The Manila-based International Rice Research Institute (IRRI) has said Mizoram was facing a famine after rats destroyed most of the rice crop in the state.“Aid agencies have reported that many people have been forced onto a diet of wild roots, yam and sweet potatoes,” the institute stated in its quarterly journal Rice Today published last week.
IRRI said the rodent population increased manifold after the flowering of a native species of bamboo, an event that occurs once every 50 years.

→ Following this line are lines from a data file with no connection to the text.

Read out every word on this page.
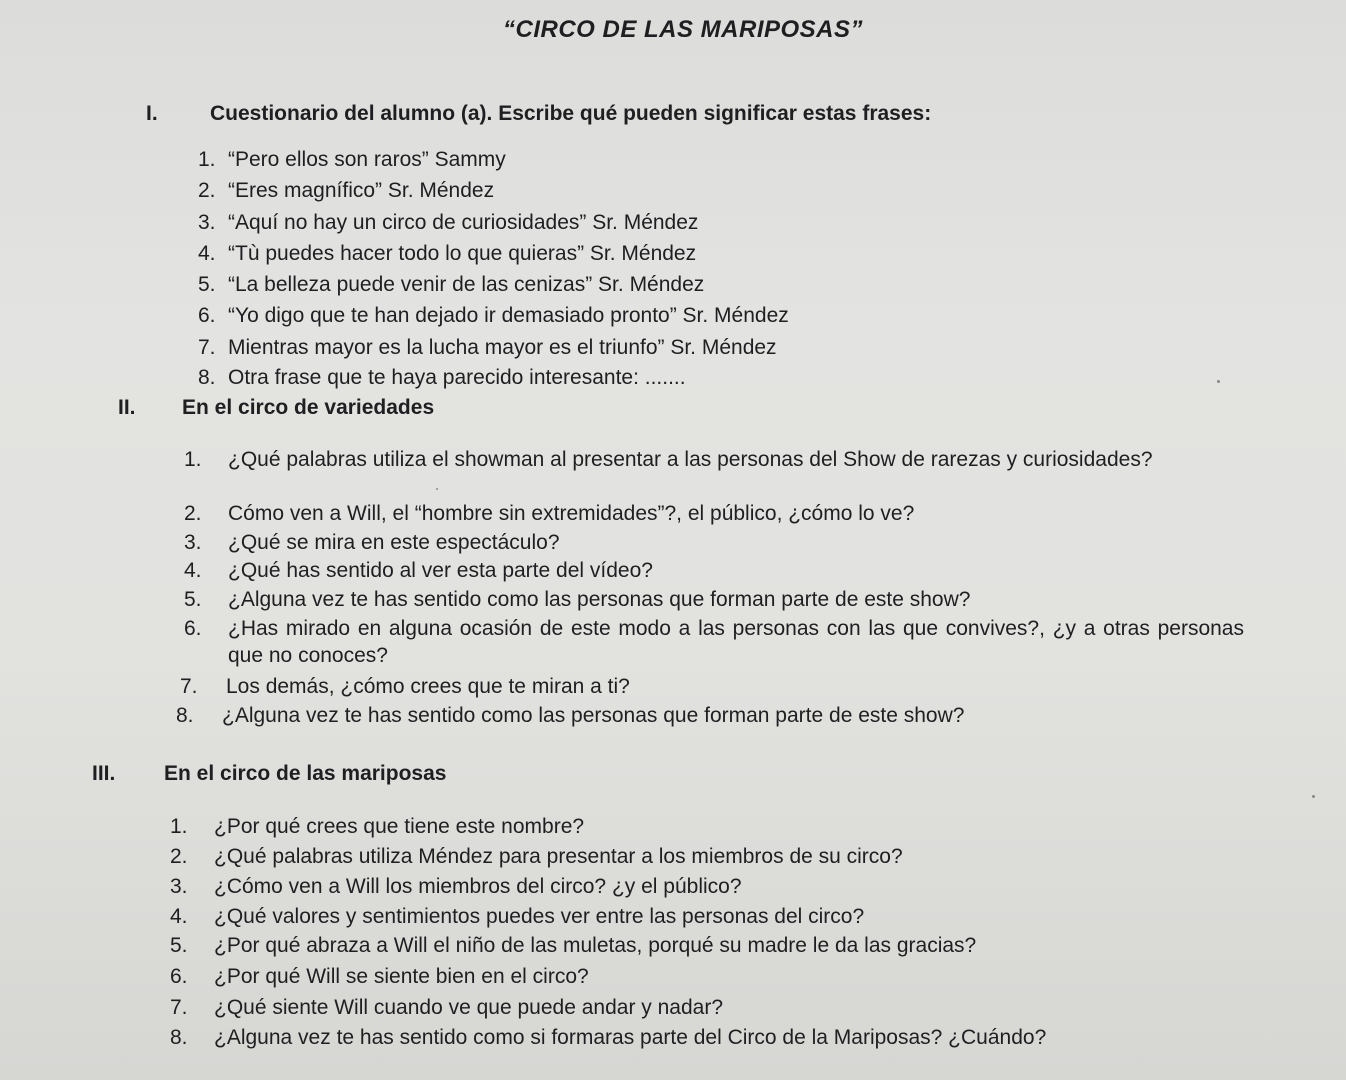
“CIRCO DE LAS MARIPOSAS”
I. Cuestionario del alumno (a). Escribe qué pueden significar estas frases:
1. “Pero ellos son raros” Sammy
2. “Eres magnífico” Sr. Méndez
3. “Aquí no hay un circo de curiosidades” Sr. Méndez
4. “Tù puedes hacer todo lo que quieras” Sr. Méndez
5. “La belleza puede venir de las cenizas” Sr. Méndez
6. “Yo digo que te han dejado ir demasiado pronto” Sr. Méndez
7. Mientras mayor es la lucha mayor es el triunfo” Sr. Méndez
8. Otra frase que te haya parecido interesante: .......
II. En el circo de variedades
1.	¿Qué palabras utiliza el showman al presentar a las personas del Show de rarezas y curiosidades?
2. Cómo ven a Will, el “hombre sin extremidades”?, el público, ¿cómo lo ve?
3. ¿Qué se mira en este espectáculo?
4. ¿Qué has sentido al ver esta parte del vídeo?
5. ¿Alguna vez te has sentido como las personas que forman parte de este show?
6.	¿Has mirado en alguna ocasión de este modo a las personas con las que convives?, ¿y a otras personas que no conoces?
7. Los demás, ¿cómo crees que te miran a ti?
8. ¿Alguna vez te has sentido como las personas que forman parte de este show?
III. En el circo de las mariposas
1. ¿Por qué crees que tiene este nombre?
2. ¿Qué palabras utiliza Méndez para presentar a los miembros de su circo?
3. ¿Cómo ven a Will los miembros del circo? ¿y el público?
4. ¿Qué valores y sentimientos puedes ver entre las personas del circo?
5. ¿Por qué abraza a Will el niño de las muletas, porqué su madre le da las gracias?
6. ¿Por qué Will se siente bien en el circo?
7. ¿Qué siente Will cuando ve que puede andar y nadar?
8. ¿Alguna vez te has sentido como si formaras parte del Circo de la Mariposas? ¿Cuándo?
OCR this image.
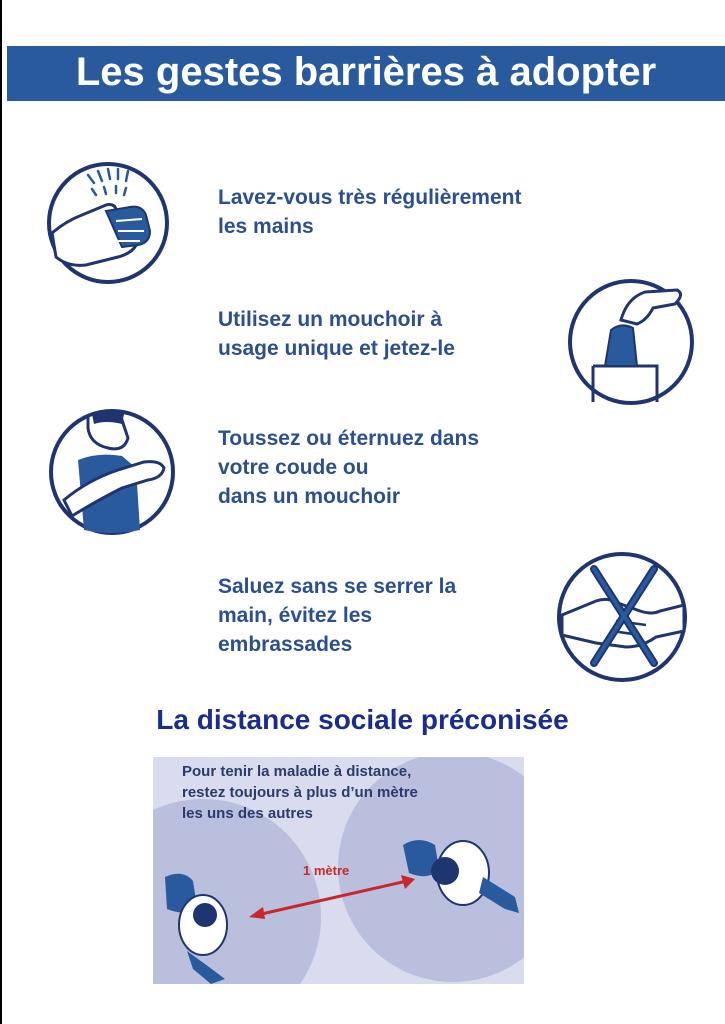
Les gestes barrières à adopter

Lavez-vous très régulièrement
les mains

Utilisez un mouchoir à
usage unique et jetez-le

Toussez ou éternuez dans
votre coude ou
dans un mouchoir

Saluez sans se serrer la
main, évitez les
embrassades

La distance sociale préconisée

Pour tenir la maladie à distance,
restez toujours à plus d’un mètre
les uns des autres

1 mètre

Rats have played havoc with the maize harvest, devouring it during the night. This is sad news for the farmers hit by the rat menace, an official in the state agriculture department said.
Official statistics say nearly 150,000 agrarian families have been hit by the rat menace in Mizoram.

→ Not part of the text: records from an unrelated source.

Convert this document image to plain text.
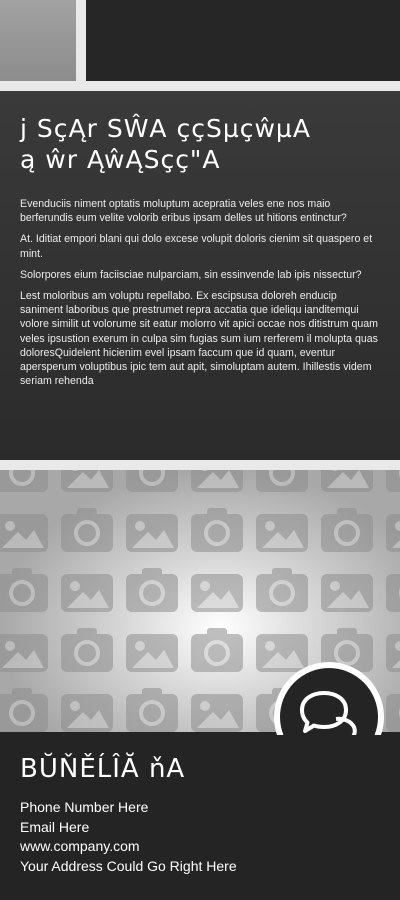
j SçĄr SŴA ççSµçŵµA
ą ŵr ĄŵĄSçç"A

Evenduciis niment optatis moluptum acepratia veles ene nos maio berferundis eum velite volorib eribus ipsam delles ut hitions entinctur?

At. Iditiat empori blani qui dolo excese volupit doloris cienim sit quaspero et mint.

Solorpores eium faciisciae nulparciam, sin essinvende lab ipis nissectur?

Lest moloribus am voluptu repellabo. Ex escipsusa doloreh enducip saniment laboribus que prestrumet repra accatia que ideliqu ianditemqui volore similit ut volorume sit eatur molorro vit apici occae nos ditistrum quam veles ipsustion exerum in culpa sim fugias sum ium rerferem il molupta quas doloresQuidelent hicienim evel ipsam faccum que id quam, eventur apersperum voluptibus ipic tem aut apit, simoluptam autem. Ihillestis videm seriam rehenda

BŬŇĚĹÎĂ ňA
Phone Number Here
Email Here
www.company.com
Your Address Could Go Right Here
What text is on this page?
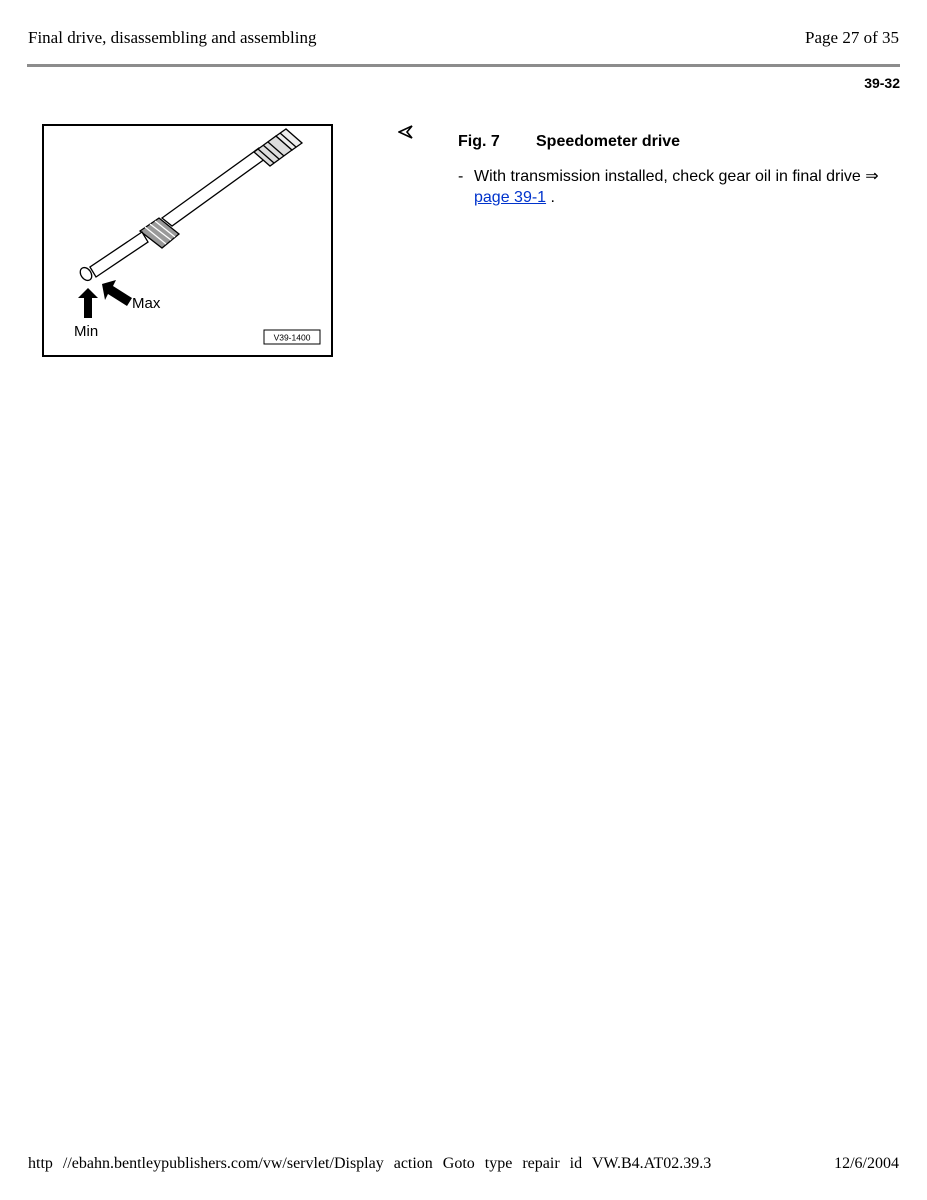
Final drive, disassembling and assembling	Page 27 of 35
39-32
Max
Min	V39-1400
Fig. 7 Speedometer drive
- With transmission installed, check gear oil in final drive ⇒ page 39-1 .
http //ebahn.bentleypublishers.com/vw/servlet/Display action Goto type repair id VW.B4.AT02.39.3	12/6/2004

“There is scarcity of food and people are unable to get two meals a day. Rice being the staple food, Mizoram is facing a real danger of starvation deaths in the very near future,” said S. Sailo, a church leader.
Bamboo flowering and the subsequent invasion by rats on granaries and paddy fields in the region is a phenomenon that signals an impending catastrophe or a famine.

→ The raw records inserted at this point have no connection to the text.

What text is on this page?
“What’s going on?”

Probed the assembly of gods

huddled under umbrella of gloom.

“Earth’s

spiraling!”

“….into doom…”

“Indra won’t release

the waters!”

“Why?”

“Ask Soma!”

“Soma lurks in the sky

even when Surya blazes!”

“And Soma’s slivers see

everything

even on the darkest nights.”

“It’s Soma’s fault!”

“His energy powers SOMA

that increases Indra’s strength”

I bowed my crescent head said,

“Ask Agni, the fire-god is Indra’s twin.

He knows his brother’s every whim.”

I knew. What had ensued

According to tribal legend, when bamboo flowers, famine, death and destruction follow. Behind the superstition lies some scientific truth, as blooming bamboo triggers an invasion of rats that eat away food supplies.
Rats multiply at a very rapid pace after eating the protein-rich seeds that appear soon after bamboo flowering, said James Lalsiamliana, an expert. When the seeds are exhausted, armies of rats chomp their way through rice and potato crops and granaries, causing a famine.
Bamboo grows wild in 6,000 sq km of Mizoram’s total geographical area of 21,000 sq km with the state, bordering Bangladesh and Myanmar, harvesting 40 percent of India’s 80-million-tonne annual bamboo crop.
In 1958-59, a famine in Mizoram resulted in the death of at least 100 people, besides heavy loss to human property and crops.
The famine, locally known as Mautam, broke out after the state witnessed the rare phenomenon of bamboo flowering and an increase in rodent population that started emptying granaries and destroying paddy fields.
Historical accounts say Mizoram recorded a famine in 1862 and again in 1911 after the state experienced similar bamboo flowerings.